The 43rd International Computer Music Conference was held in the Shanghai Conservatory of Music from October 15 to 20. It’s the first time the music conference to be held in a Chinese conservatory.
Prior to the event, SHCM President Lin Zaiyong said the conference would showcase the highest-level theses presentations and computer music, and it would surely bring to the music world a new experience of combining technology with music. It would become the most important gathering for musicians across the world as well, he added.
No wonder, the event attracted not only musicians and composers, but also software and hardware designers. This year’s conference featured Stanford University Professor John Chowning’s opening ceremony keynote speech and Pulitzer Prize for Music winner Du Yun’s performance at the closing ceremony.
This year’s conference theme was “the Sound within Ourselves,” a concept derived from an ancient Chinese saying by Laotze, “the best music and art lay in silence and abstraction,” said Chen Qiangbin, director of the SHCM Sound Engineering Department.
In light of the theme, artist Federico Nicolas Camara Jalac designed a contraption, called “Listen to Yourself,” which combines human’s sound spectrum with mathematics and physics. Meanwhile, a facial recognition software FaceOSC.app was introduced at the conference to identify audiences.
Also at the conference, a piece of electro music composed for violinists and dancers used the contact improvisation technology to change the notes and sounds of the violins according to the signals sent out by blue tooth sensors matching the dancer’s moves.
Other than the artistic projects, the conference also featured 25 theses presentations, on subjects such as the New Interface of Musical Expression, Interaction Design, Composition Algorithm, Aesthetics, Theory, History and Philosophy.
Chinese theses focused on composition algorithm, interactive music, and technology in music composition. Among them, “Music Composition Platform Based on Ambisonics Algorithm” discusses the latest 3D sound technology and modern interactive music.

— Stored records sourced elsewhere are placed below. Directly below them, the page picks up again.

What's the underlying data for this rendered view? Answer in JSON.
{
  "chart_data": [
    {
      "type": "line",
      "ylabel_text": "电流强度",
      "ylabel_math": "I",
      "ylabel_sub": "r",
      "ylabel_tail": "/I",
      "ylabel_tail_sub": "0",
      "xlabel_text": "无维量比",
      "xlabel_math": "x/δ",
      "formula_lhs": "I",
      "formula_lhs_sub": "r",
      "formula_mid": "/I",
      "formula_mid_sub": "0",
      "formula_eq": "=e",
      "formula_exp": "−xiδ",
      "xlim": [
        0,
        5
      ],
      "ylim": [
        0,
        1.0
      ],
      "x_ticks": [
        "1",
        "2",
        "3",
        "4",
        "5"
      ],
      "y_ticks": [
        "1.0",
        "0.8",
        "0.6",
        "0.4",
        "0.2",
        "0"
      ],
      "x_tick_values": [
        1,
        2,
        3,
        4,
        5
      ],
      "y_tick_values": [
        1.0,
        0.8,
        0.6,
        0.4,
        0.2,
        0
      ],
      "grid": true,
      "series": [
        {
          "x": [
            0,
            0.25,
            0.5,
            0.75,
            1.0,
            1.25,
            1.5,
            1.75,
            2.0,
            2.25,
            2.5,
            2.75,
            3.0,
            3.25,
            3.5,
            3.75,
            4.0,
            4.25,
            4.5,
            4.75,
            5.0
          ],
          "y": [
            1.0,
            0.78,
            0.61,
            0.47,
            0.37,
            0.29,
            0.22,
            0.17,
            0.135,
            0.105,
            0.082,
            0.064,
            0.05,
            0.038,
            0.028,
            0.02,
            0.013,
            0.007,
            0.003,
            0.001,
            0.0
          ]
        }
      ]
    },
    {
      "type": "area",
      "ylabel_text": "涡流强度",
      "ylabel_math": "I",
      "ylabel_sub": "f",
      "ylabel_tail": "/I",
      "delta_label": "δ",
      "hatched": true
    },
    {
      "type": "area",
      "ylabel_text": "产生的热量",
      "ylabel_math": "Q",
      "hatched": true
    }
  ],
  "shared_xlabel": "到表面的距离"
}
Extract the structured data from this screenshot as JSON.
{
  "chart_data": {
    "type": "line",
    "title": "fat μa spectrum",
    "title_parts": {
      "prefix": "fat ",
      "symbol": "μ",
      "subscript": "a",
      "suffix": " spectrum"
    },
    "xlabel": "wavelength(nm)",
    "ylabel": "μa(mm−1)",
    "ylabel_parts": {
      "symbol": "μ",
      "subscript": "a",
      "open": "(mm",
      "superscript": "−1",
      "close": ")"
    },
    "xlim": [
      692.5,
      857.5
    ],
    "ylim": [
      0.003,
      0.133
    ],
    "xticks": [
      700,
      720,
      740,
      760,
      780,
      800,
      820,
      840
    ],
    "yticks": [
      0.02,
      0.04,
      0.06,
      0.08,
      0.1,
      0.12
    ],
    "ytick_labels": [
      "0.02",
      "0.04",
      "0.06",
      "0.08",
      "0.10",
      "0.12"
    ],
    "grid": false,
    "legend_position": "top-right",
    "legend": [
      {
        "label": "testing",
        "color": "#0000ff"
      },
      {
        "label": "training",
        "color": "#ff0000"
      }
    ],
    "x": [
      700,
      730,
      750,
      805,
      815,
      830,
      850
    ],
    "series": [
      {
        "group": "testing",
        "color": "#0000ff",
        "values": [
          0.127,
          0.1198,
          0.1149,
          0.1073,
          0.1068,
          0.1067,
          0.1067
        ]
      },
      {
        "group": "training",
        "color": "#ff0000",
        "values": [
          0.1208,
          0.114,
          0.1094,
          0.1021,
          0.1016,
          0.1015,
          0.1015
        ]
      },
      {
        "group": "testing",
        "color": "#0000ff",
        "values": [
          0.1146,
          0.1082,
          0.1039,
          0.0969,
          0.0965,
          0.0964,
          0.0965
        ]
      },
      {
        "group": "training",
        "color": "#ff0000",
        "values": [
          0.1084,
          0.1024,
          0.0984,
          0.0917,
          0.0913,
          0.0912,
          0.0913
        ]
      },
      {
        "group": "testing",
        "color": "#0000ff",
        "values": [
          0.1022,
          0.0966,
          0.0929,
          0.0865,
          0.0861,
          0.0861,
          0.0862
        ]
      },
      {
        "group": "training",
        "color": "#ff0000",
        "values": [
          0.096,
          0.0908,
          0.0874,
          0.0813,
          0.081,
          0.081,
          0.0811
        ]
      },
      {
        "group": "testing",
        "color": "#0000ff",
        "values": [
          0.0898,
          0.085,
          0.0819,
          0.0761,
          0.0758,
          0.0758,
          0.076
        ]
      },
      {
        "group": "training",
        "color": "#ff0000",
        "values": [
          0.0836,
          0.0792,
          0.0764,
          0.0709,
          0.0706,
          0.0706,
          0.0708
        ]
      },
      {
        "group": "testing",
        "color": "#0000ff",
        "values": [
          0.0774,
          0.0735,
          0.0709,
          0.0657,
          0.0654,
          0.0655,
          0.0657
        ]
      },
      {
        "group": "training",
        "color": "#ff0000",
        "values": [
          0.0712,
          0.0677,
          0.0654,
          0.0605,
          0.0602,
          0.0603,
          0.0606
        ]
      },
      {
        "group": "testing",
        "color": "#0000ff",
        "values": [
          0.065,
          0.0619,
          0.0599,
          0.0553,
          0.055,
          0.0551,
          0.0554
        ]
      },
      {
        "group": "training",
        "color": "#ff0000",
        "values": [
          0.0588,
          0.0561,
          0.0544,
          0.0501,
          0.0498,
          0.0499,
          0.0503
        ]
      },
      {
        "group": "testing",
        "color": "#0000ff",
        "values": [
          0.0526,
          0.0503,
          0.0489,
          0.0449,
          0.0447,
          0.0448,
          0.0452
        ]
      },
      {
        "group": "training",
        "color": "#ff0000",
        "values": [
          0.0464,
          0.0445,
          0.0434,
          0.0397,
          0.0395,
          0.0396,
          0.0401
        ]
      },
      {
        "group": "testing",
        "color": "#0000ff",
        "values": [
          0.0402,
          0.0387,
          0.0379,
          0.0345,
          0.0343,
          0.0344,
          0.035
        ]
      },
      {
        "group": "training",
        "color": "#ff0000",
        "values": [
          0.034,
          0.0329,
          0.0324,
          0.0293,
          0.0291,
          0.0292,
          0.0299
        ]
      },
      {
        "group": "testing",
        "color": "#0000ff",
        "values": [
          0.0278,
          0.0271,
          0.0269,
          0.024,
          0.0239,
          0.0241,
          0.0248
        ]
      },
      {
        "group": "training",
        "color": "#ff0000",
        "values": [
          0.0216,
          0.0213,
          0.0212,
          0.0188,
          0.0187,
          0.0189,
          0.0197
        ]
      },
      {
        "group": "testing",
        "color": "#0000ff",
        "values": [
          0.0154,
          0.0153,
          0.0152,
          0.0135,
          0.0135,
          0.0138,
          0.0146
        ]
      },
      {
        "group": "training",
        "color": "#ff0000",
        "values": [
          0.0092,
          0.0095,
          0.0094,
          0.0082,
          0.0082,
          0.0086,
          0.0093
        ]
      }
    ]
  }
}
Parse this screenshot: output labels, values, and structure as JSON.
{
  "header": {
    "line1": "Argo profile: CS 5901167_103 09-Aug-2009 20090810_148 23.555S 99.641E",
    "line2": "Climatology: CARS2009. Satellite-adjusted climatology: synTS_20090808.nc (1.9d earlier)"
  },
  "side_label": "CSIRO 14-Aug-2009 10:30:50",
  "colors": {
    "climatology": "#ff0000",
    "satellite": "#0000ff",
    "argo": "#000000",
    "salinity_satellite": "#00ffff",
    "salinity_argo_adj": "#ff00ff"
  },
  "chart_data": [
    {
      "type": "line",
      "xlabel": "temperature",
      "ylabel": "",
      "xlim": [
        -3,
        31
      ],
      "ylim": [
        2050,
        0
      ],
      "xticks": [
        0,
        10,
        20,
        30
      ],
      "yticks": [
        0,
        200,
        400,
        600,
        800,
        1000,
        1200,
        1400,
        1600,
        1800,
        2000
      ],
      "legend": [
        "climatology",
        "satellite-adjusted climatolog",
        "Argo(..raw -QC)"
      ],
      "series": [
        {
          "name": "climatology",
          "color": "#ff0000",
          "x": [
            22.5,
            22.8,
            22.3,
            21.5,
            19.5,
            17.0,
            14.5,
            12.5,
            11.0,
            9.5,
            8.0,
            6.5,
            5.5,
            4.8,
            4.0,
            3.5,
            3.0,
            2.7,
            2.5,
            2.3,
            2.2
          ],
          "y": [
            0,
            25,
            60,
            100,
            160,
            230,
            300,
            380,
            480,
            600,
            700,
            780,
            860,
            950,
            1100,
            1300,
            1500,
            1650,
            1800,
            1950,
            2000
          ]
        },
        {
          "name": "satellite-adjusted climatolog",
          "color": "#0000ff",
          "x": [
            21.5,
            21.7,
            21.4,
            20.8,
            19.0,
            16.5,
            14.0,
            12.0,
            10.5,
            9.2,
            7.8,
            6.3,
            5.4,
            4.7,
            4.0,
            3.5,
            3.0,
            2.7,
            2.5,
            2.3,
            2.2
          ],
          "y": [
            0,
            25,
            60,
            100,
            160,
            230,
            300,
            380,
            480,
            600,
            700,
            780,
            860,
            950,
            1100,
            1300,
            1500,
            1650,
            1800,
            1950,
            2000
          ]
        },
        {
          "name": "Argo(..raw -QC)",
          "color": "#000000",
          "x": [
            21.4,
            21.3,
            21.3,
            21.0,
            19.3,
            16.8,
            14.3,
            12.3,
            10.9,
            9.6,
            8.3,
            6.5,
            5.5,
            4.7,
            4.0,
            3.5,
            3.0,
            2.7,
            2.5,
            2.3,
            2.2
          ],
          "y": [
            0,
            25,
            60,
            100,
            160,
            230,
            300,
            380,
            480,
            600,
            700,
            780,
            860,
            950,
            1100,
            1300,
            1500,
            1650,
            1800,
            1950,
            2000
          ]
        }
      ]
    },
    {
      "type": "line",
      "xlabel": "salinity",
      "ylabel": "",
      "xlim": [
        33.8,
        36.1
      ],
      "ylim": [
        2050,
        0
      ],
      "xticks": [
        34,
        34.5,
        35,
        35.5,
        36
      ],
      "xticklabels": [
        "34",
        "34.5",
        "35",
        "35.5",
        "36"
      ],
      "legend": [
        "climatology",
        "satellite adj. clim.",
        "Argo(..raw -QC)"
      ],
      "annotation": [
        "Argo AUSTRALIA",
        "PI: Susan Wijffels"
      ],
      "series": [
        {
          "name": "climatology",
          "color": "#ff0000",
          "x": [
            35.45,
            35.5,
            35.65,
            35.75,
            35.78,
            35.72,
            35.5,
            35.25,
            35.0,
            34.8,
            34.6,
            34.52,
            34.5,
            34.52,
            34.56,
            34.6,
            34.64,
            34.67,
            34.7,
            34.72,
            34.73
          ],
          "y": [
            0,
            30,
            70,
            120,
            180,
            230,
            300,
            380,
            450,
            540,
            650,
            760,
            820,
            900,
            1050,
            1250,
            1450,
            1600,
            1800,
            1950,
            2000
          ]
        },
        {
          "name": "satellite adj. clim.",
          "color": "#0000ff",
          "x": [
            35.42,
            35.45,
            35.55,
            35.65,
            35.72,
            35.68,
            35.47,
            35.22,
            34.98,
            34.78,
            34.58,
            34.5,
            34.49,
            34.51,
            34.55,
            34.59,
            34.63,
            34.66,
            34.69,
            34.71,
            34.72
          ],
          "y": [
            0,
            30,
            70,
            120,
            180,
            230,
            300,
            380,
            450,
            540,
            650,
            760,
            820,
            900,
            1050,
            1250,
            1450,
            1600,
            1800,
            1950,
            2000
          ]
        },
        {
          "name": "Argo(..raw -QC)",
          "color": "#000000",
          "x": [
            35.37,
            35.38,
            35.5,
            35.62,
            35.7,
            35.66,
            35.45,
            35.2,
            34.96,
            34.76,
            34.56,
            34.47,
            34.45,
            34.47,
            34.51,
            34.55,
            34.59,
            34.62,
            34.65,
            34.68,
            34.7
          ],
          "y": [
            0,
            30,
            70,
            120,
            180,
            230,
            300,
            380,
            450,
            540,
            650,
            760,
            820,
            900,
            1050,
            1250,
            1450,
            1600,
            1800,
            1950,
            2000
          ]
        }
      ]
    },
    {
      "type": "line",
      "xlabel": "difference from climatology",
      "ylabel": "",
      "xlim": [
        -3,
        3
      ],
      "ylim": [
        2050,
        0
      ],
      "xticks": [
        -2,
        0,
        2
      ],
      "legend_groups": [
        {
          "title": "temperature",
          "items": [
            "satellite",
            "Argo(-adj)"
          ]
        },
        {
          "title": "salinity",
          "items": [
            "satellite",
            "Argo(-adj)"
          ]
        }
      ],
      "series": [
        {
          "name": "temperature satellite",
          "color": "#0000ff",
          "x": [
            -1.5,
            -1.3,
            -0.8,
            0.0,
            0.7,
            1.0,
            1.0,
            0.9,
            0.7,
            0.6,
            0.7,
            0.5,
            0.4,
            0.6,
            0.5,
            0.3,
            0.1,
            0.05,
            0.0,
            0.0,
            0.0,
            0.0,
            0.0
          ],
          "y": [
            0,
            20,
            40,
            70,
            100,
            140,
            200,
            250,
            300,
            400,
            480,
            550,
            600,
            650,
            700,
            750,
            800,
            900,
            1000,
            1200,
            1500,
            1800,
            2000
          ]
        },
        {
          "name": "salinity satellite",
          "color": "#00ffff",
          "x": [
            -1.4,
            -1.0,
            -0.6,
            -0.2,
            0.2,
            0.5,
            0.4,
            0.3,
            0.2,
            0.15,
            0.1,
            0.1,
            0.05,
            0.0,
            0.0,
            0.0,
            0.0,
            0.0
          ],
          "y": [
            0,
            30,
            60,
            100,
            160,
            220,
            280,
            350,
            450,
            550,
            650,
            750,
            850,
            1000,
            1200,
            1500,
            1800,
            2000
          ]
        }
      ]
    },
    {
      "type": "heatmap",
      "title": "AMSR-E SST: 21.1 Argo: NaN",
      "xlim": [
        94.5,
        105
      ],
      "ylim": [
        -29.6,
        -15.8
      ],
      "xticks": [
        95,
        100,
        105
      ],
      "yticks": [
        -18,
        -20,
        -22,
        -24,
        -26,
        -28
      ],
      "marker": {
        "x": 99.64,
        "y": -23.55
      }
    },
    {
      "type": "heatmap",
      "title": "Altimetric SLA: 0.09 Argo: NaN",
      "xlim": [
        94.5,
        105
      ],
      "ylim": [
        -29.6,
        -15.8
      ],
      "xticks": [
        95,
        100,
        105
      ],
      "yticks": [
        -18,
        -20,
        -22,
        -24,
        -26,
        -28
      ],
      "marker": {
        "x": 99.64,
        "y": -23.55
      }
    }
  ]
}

Composed by Fang Dalei, a graduate of the Music Engineering Department of the SHCM, the opening ceremony concert Sound Cubic 2.0 contains 3D holograph sound space, new media, real-time interaction electronic music, and a whole new version of Electronic Wave Concerto.
Audience at the concert could visit a website to choose voice part of the music piece at a selected time to interact with the speakers installed in the concert hall to play their own part in the concert.
During the conference, the Electronic Music Week, with a history of 10 years, was also staged to promote young artists.
So, the closing concert of the conference commissioned three young artists’ works, namely, Zhang Zhiliang’s Burning Joss Sticks, Composed for Flute and Computer; Julian Vincenot’s Fire and Forget, Composed for Piano and Computer; and Miyamoto Takashi’s Fragment, Composed for Viola and Computer.
Pulitzer Prize for Music winner Du Yun also collaborated with violin students from the middle school affiliated to Shanghai Conservatory of Music at the closing concert.